Why is Depression so bad?

It’ because it comes from a feeling of powerlessness. When you feel as if you have power over nothing- when you feel as if your life has been set to autopilot, it’s the epitome of hell on earth.

A depressed target doesn’t fight back because he/she has been worn down. Therefore, they resign themselves after so long. The target has been knocked down by his bullies (and life in general) too many times and they’ve finally given up. The target feels that no matter what he does and how hard he tries to remedy his circumstances, life only comes at him that much harder through his bullies.

Once a target of bullying reaches the point of severe depression, he loses the will to fight. For example, a bully will insult him, and the target will only become more depressed instead of angry. The reason for this is that the target has been brainwashed over time, by repeated and relentless attacks, to believe that he somehow deserves it, can do nothing about it, and is at the mercy of his bullies.

Bullies love picking on the depressed because they’re least likely to push back. Depressed targets see the bullying they suffer as proof of how undesirable and undeserving of happiness they are.

Depression Concept with Word Cloud and a Humanbeing with broken Brain and Heavy Rain

Understand that people who are depressed have already been diminished, so, the bullies don’t have to work so hard to bring them down. That work has already been accomplished. Therefore, all the bullies have to do is keep the target diminished. After all, it’s much easier (and a lot less time consuming) to keep someone down than it is to bring them down. It’s always easier to maintain something than to change it.

Depressed targets have often been run over by so may people that their interactions with others leave them with the belief that they’re inferior to everybody. They have such a sense of inferiority and undesirability and they often misinterpret gestures from others.

They mistake a genuine smile for pity, neutrality for aloofness, and a frown for rejection or contempt.

Targets who are depressed consciously or subconsciously berate themselves because the bullying and abuse they’ve suffered for so long and, in many cases, still suffer, has reshaped their thinking, feelings, self-evaluations, and self-belief.

I tell you these things because I was there once, and it was the lowest point of my life. And this post is for those who DO NOT understand what bullying can do and who DON’T understand depression and the sheer hell of it. Many people have been there, they understand. But sadly, there are also many who’ve never battled it and don’t understand it.

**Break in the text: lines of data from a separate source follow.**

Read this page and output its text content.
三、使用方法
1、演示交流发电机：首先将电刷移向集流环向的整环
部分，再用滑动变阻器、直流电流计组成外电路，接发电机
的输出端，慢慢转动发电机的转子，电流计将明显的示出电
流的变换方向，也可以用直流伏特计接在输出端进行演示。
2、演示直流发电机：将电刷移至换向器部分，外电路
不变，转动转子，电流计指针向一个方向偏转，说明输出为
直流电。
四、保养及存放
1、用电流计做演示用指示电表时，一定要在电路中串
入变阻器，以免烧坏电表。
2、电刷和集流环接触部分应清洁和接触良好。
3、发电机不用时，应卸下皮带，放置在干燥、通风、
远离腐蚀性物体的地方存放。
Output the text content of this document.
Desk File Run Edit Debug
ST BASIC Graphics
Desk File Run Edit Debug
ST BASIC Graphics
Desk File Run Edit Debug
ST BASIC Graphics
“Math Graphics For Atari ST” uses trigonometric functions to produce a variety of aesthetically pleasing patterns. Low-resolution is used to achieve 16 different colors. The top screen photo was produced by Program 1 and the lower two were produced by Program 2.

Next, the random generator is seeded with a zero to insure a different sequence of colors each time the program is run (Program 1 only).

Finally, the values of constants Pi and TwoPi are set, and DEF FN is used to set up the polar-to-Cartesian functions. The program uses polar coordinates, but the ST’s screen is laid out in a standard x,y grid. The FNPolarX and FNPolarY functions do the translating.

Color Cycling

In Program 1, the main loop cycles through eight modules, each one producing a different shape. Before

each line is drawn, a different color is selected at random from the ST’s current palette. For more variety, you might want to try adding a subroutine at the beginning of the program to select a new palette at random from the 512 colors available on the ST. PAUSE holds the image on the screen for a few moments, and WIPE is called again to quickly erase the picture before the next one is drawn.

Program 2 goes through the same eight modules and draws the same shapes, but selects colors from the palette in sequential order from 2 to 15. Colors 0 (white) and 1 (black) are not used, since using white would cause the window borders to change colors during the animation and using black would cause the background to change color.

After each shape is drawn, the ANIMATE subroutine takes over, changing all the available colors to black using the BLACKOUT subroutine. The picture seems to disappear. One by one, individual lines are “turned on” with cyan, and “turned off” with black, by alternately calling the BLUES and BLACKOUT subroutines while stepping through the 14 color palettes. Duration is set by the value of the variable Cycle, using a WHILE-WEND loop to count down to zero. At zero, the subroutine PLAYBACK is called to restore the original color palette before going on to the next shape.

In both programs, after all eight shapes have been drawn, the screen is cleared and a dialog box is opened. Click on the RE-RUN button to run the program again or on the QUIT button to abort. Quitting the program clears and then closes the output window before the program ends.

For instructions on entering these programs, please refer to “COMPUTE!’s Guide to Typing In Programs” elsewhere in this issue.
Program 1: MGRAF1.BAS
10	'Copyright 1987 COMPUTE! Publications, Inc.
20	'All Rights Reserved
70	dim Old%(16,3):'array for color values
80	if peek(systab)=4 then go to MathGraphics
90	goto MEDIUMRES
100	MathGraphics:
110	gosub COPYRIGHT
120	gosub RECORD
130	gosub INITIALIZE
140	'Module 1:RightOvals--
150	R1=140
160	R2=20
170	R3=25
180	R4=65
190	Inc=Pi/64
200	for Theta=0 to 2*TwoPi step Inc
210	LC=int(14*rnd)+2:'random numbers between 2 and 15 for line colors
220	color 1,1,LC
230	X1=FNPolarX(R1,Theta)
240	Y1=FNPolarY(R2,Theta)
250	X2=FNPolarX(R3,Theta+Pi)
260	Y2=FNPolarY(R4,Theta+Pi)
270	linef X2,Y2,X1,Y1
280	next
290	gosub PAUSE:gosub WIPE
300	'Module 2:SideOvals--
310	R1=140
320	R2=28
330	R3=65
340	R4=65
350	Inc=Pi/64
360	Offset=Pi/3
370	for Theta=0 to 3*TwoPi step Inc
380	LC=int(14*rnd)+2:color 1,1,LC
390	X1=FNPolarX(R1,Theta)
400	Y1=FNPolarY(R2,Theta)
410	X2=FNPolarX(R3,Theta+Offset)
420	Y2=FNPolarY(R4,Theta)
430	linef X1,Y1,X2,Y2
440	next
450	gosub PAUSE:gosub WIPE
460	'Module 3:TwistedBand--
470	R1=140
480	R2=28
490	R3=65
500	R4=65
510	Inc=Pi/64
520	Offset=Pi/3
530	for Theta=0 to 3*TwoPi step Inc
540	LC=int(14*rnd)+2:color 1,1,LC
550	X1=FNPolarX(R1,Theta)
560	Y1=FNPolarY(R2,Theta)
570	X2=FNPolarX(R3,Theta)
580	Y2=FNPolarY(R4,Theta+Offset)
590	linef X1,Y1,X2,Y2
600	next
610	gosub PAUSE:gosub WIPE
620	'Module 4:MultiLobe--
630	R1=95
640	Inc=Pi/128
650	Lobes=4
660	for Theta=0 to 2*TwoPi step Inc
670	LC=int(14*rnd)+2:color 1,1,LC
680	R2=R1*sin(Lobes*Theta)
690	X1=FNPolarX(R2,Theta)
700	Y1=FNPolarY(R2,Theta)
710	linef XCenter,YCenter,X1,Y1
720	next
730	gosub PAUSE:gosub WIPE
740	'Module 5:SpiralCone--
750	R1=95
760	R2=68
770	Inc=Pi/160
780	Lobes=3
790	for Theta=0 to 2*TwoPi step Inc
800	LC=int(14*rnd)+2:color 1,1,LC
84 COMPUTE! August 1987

The effects of bullying and the depression it brings is heartbreaking because the target has been broken and may either remain that way, or spend years, even decades, mending and healing. But know that the target can heal.

Understand that this may require a lot of therapy, but they can reprogram themselves to regain their confidence and feel good again. They can take their lives back.

It won’t be easy. In fact, it will be hard, even exhausting at times, but will be worth it later. If you are battling depression brought about by bullying, or anything else, such as the loss of a loved one, loss of a job, accident, injury, or any traumatic event, know that there are people who care and can help you. You are not alone and it’s okay to not be okay.

I’m sending warm and loving thoughts and prayers your way!